Fußball

Denkbar ungünstiger Zeitpunkt Ein WM-Film, der Hansi Flick gar nicht guttut

Das WM-Debakel und deren Folgen lasten immer noch schwer auf Bundestrainer Hansi Flick.

Das WM-Debakel und deren Folgen lasten immer noch schwer auf Bundestrainer Hansi Flick.

(Foto: IMAGO/Agencia EFE)

Fußball-Deutschland hat für den Sommer 2024 einen wichtigen Auftrag: Ein neues Sommermärchen soll her. Das Problem: Für Euphorie braucht es eine starkes Nationalteam. Das gibt es derzeit nicht. Nun erscheint auch noch eine neue Doku, die wenig schmeichelhaft ist.

Ach Deutschland, du und deine Graugänse..., Pardon, du und deine Fußballer! An dem eher farblosen Vertreter aus der Familie der Entenvögel hatten sich die Spieler der Nationalmannschaft bei der WM in Katar orientieren sollen. Mit kraftvollen Flügelschlägen (wie das auf dem Platz umgesetzt hätte werden sollen, ist vorerst unklar) hätte sich das Team durch die Wüste bewegen sollen. Nach zwei herbe enttäuschenden Großturnieren sollte bei dem umstrittenen Event am Persischen Golf der Vogel wieder fliegen. Der Fußball sollte erfolgreich sein, das Land mitgerissen werden wie eine Schar Graugänse auf dem Weg in ihre Winterquartiere. Das Ende ist bekannt: Das DFB-Team flog in der Vorrundengruppe mit Japan, Spanien und Costa Rica raus. Es war die nächste Etappe eines Sturzflugs, der seit dem WM-Debakel 2018 nicht mehr aufzuhalten ist. Immerhin war Winter und der blieb im deutschen Fußball auch über den Sommer, der langsam geht.

Nun sind die Graugänse ..., Pardon, die Fußballer am Mittellandkanal gelandet.

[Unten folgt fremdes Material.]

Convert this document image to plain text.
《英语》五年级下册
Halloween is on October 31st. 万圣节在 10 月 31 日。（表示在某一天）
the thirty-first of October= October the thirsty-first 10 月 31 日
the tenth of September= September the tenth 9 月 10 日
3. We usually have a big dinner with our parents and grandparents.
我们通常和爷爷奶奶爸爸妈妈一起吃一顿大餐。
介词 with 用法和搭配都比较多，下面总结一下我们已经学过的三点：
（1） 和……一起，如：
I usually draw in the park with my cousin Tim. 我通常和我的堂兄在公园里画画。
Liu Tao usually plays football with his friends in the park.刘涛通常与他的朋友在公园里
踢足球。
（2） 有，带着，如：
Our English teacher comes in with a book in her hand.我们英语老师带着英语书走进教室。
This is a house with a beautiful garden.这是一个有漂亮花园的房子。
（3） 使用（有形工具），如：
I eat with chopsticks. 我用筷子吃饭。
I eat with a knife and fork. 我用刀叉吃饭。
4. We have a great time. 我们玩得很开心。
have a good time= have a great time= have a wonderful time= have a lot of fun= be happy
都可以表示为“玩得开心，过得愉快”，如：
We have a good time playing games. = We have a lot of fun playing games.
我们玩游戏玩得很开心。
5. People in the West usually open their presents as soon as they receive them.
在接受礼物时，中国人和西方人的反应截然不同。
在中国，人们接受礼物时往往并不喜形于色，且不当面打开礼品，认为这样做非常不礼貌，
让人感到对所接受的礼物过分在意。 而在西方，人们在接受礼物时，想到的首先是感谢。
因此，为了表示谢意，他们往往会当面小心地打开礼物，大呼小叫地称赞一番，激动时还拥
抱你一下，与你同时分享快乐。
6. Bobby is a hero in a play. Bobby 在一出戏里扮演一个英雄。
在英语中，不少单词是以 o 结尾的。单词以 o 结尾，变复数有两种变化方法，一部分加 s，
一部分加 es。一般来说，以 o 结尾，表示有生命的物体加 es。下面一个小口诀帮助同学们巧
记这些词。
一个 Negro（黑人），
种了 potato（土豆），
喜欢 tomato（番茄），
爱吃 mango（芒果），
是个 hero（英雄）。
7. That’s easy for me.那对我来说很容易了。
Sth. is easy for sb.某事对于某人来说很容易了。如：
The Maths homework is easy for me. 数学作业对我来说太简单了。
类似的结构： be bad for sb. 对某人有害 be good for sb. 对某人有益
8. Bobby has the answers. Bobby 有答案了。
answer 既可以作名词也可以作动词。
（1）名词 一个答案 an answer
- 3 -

Dort wollen sie Kraft tanken für die Reise zur Heim-Europameisterschaft im kommenden Sommer. Für die ist der Auftrag bereits erteilt worden. Ein neues Sommermärchen soll her. Das Problem: Für Euphorie braucht es eine starke Nationalmannschaft. Doch die ist weiter so schwach wie die Umfragewerte der Ampel-Koalition. Und der Glaube daran, dass sich jetzt gegen Japan in Wolfsburg (20.45 Uhr bei RTL und im ntv.de-Liveticker) und am Dienstag gegen Frankreich in Dortmund (20.45 Uhr, ARD und im ntv.de-Liveticker) ALLES zum Guten wendet, ist vorsichtig formuliert, nicht sonderlich groß. Zumindest nicht im Umfeld.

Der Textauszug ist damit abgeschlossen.